If D, E and F are respectively, the mid-points of AB, AC and BC in `DeltaABC`, then BE + AF is equal to

To solve the problem, we need to find the sum of the lengths \( BE \) and \( AF \) in triangle \( ABC \) where \( D, E, F \) are the midpoints of sides \( AB, AC, \) and \( BC \) respectively. ### Step-by-Step Solution: 1. **Identify the Midpoints**: Let \( D, E, F \) be the midpoints of sides \( AB, AC, \) and \( BC \) respectively. By the midpoint theorem, we know that: \[ AD = DB, \quad AE = EC, \quad BF = FC \] 2. **Use Vector Representation**: We can represent the points in vector form: - Let \( A \) be represented by vector \( \vec{A} \), - Let \( B \) be represented by vector \( \vec{B} \), - Let \( C \) be represented by vector \( \vec{C} \).

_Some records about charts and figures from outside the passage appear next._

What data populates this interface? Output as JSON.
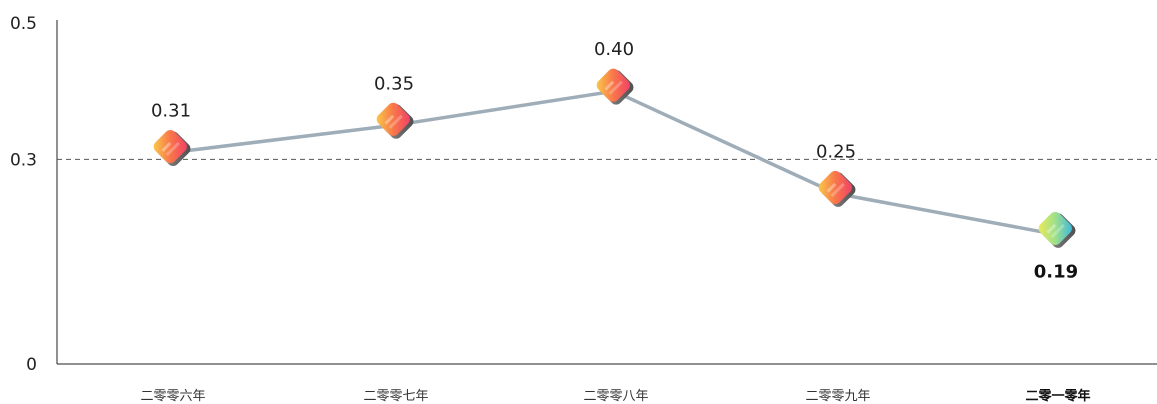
{
  "chart_data": {
    "type": "line",
    "categories": [
      "二零零六年",
      "二零零七年",
      "二零零八年",
      "二零零九年",
      "二零一零年"
    ],
    "values": [
      0.31,
      0.35,
      0.4,
      0.25,
      0.19
    ],
    "value_labels": [
      "0.31",
      "0.35",
      "0.40",
      "0.25",
      "0.19"
    ],
    "y_ticks": [
      {
        "value": 0,
        "label": "0"
      },
      {
        "value": 0.3,
        "label": "0.3"
      },
      {
        "value": 0.5,
        "label": "0.5"
      }
    ],
    "ylim": [
      0,
      0.5
    ],
    "reference_line": 0.3,
    "highlight_index": 4,
    "colors": {
      "line": "#9eadb8",
      "reference_line": "#555555",
      "axis": "#222222",
      "marker_gradient": [
        "#f9d24a",
        "#f9774a",
        "#f03a6a"
      ],
      "highlight_gradient": [
        "#f4ec52",
        "#9fe08a",
        "#33b4e6"
      ],
      "marker_shadow": "#6b6b6b"
    }
  }
}
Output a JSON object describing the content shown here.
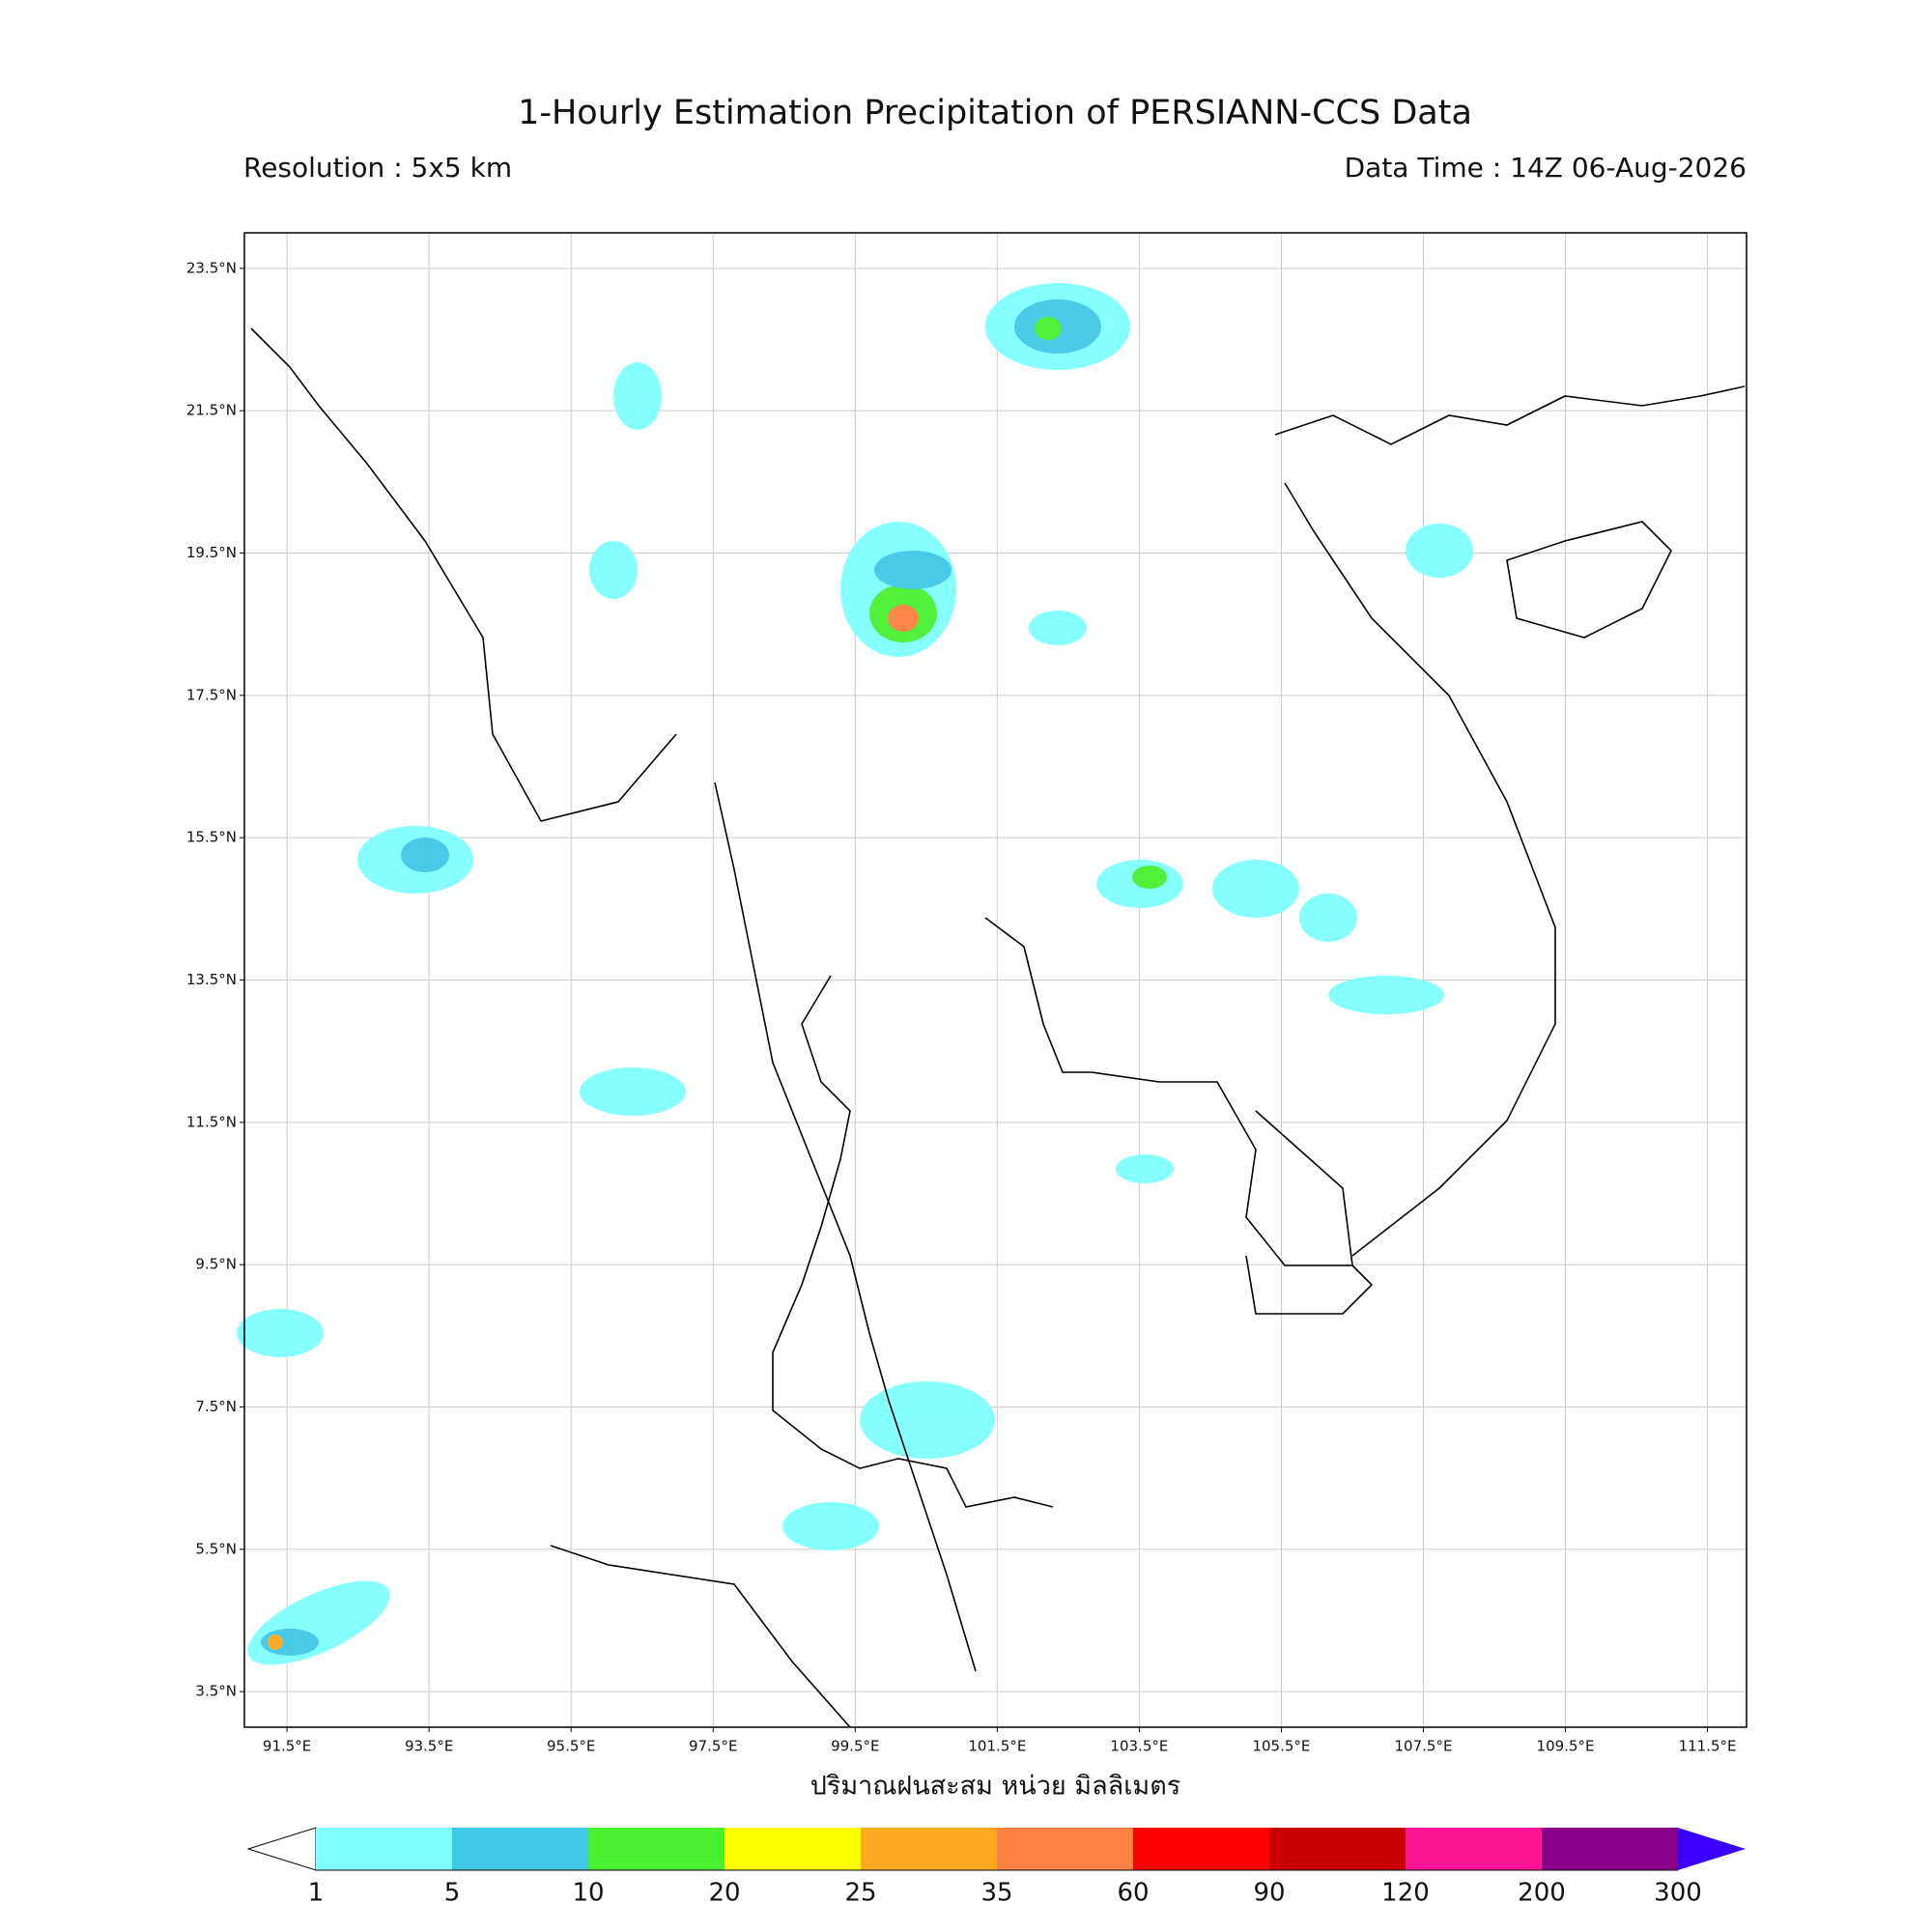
{
  "header": {
    "title": "1-Hourly Estimation Precipitation of PERSIANN-CCS Data",
    "resolution": "Resolution : 5x5 km",
    "data_time": "Data Time : 14Z 06-Aug-2026"
  },
  "map": {
    "lon_range": [
      90.9,
      112.05
    ],
    "lat_range": [
      3.0,
      24.0
    ],
    "lat_ticks": [
      {
        "value": 23.5,
        "label": "23.5°N"
      },
      {
        "value": 21.5,
        "label": "21.5°N"
      },
      {
        "value": 19.5,
        "label": "19.5°N"
      },
      {
        "value": 17.5,
        "label": "17.5°N"
      },
      {
        "value": 15.5,
        "label": "15.5°N"
      },
      {
        "value": 13.5,
        "label": "13.5°N"
      },
      {
        "value": 11.5,
        "label": "11.5°N"
      },
      {
        "value": 9.5,
        "label": "9.5°N"
      },
      {
        "value": 7.5,
        "label": "7.5°N"
      },
      {
        "value": 5.5,
        "label": "5.5°N"
      },
      {
        "value": 3.5,
        "label": "3.5°N"
      }
    ],
    "lon_ticks": [
      {
        "value": 91.5,
        "label": "91.5°E"
      },
      {
        "value": 93.5,
        "label": "93.5°E"
      },
      {
        "value": 95.5,
        "label": "95.5°E"
      },
      {
        "value": 97.5,
        "label": "97.5°E"
      },
      {
        "value": 99.5,
        "label": "99.5°E"
      },
      {
        "value": 101.5,
        "label": "101.5°E"
      },
      {
        "value": 103.5,
        "label": "103.5°E"
      },
      {
        "value": 105.5,
        "label": "105.5°E"
      },
      {
        "value": 107.5,
        "label": "107.5°E"
      },
      {
        "value": 109.5,
        "label": "109.5°E"
      },
      {
        "value": 111.5,
        "label": "111.5°E"
      }
    ],
    "grid": true,
    "x_label": "ปริมาณฝนสะสม หน่วย มิลลิเมตร"
  },
  "colorbar": {
    "levels": [
      1,
      5,
      10,
      20,
      25,
      35,
      60,
      90,
      120,
      200,
      300
    ],
    "colors": [
      "#80ffff",
      "#40c8e8",
      "#48f030",
      "#ffff00",
      "#ffa820",
      "#ff8040",
      "#ff0000",
      "#c80000",
      "#ff1493",
      "#8b008b"
    ],
    "under_color": "#ffffff",
    "over_color": "#3a00ff"
  }
}
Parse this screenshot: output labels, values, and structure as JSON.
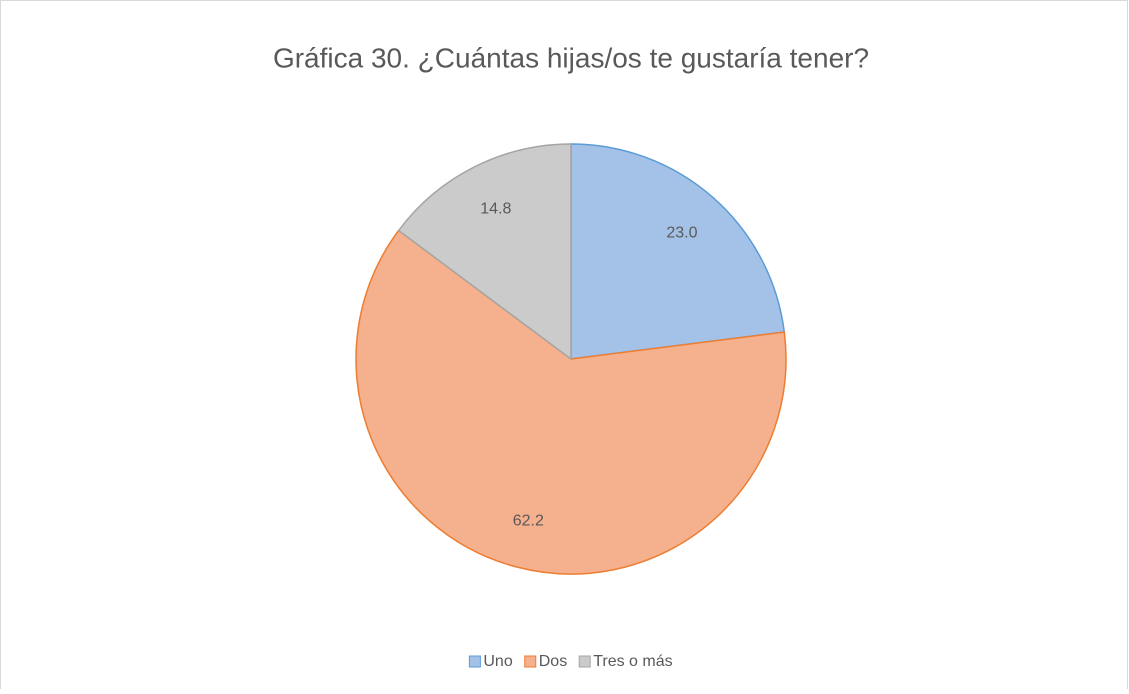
{
  "chart_data": {
    "type": "pie",
    "title": "Gráfica 30. ¿Cuántas hijas/os te gustaría tener?",
    "categories": [
      "Uno",
      "Dos",
      "Tres o más"
    ],
    "values": [
      23.0,
      62.2,
      14.8
    ],
    "value_labels": [
      "23.0",
      "62.2",
      "14.8"
    ],
    "colors": [
      "#a4c2e8",
      "#f5b08e",
      "#cbcbcb"
    ],
    "edge_colors": [
      "#5b9bd5",
      "#ed7d31",
      "#a5a5a5"
    ],
    "legend": "bottom"
  }
}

The midpoints can then be expressed as: \[ \vec{D} = \frac{\vec{A} + \vec{B}}{2}, \quad \vec{E} = \frac{\vec{A} + \vec{C}}{2}, \quad \vec{F} = \frac{\vec{B} + \vec{C}}{2} \] 3. **Express \( BE \) and \( AF \)**: Using the vector representation, we can find the vectors \( \vec{BE} \) and \( \vec{AF} \): \[ \vec{BE} = \vec{E} - \vec{B} = \left(\frac{\vec{A} + \vec{C}}{2}\right) - \vec{B} = \frac{\vec{A} + \vec{C} - 2\vec{B}}{2} \] \[ \vec{AF} = \vec{F} - \vec{A} = \left(\frac{\vec{B} + \vec{C}}{2}\right) - \vec{A} = \frac{\vec{B} + \vec{C} - 2\vec{A}}{2} \] 4. **Sum \( BE \) and \( AF \)**: Now, we can add the two vectors: \[ \vec{BE} + \vec{AF} = \frac{\vec{A} + \vec{C} - 2\vec{B}}{2} + \frac{\vec{B} + \vec{C} - 2\vec{A}}{2} \] Combining the terms: \[ = \frac{(\vec{A} - 2\vec{A}) + (\vec{B} - 2\vec{B}) + 2\vec{C}}{2} = \frac{-\vec{A} - \vec{B} + 2\vec{C}}{2} \] 5. **Relate to \( CD \)**: From the triangle properties and the midpoint theorem, we can conclude that: \[ BE + AF = CD \] where \( CD \) is the segment connecting midpoint \( D \) to point \( C \). ### Final Result: Thus, we find that: \[ BE + AF = CD \]